Cosa significa? In primo luogo il riconoscimento dei genitori come i primi e principali educatori dei loro figli, in secondo luogo una tassazione generale sul reddito non individualisticamente impostata con l’introduzione del quoziente familiare. Lo Stato anti-familiare di oggi intende invece farsi terzo (e non quindi “famiglia di famiglie” come classicamente esso ero inteso) “proteggendo” le mogli dai mariti, le madri dai padri e i figli dai genitori. In questo modo assicura che tutti sempre e ovunque si intendano come monadi e vivano come individui in tutto e per tutto dipendenti dallo Stato (o dalla magistratura…).

4. Anche dal punto di vista della legislazione sociale questa impostazione che ci proviene dalla Rivoluzione francese del 1789 e dal Risorgimento ha creato non pochi danni, trattando nella legge la famiglia come un aggregato di individui, non qualitativamente differente da un’associazione privata. Invece la “società naturale fondata sul matrimonio”, come intesa dai Costituenti che hanno scritto l’art. 29, va riconosciuta come la cellula base della comunità nazionale, con una sua soggettività sociale che va oltre la somma dei suoi singoli membri.

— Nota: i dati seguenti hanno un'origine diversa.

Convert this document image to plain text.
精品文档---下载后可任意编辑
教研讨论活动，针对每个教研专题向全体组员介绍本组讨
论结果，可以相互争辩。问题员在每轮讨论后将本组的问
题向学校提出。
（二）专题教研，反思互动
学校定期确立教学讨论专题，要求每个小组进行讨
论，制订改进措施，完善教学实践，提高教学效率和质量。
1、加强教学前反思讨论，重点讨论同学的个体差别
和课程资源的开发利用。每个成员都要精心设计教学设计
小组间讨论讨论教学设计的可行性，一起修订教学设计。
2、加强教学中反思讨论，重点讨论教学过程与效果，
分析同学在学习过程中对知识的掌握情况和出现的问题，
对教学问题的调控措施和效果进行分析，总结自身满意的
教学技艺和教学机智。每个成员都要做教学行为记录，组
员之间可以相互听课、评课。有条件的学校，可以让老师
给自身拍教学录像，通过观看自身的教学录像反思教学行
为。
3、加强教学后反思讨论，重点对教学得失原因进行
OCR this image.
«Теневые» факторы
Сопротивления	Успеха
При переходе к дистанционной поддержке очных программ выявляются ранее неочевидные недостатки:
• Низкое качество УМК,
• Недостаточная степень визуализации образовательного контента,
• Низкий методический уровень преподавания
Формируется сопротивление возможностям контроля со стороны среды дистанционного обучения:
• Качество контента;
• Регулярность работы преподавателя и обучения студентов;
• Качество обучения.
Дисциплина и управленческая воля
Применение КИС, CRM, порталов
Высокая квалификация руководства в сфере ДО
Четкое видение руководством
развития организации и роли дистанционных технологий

5. Cosa pensa della famiglia e delle politiche familiari la “Dottrina sociale cristiana”? Utilizziamo quest’ultima dizione invece di quella di “Dottrina sociale della Chiesa” perché ha maggiore veicolabilità nel mondo ortodosso e protestante rappresentato nella “Conferenza delle Chiese europee” (KEK). Infatti, data la dimensione europea della “questione sociale” del XXI secolo, sarebbe auspicabile una maggiore collaborazione ed un più convinto raccordo da parte degli organismi rappresentativi delle chiese e comunità ortodosse e protestanti e della Chiesa Cattolica in Europa per una più efficace difesa e promozione dei “principi non negoziabili”.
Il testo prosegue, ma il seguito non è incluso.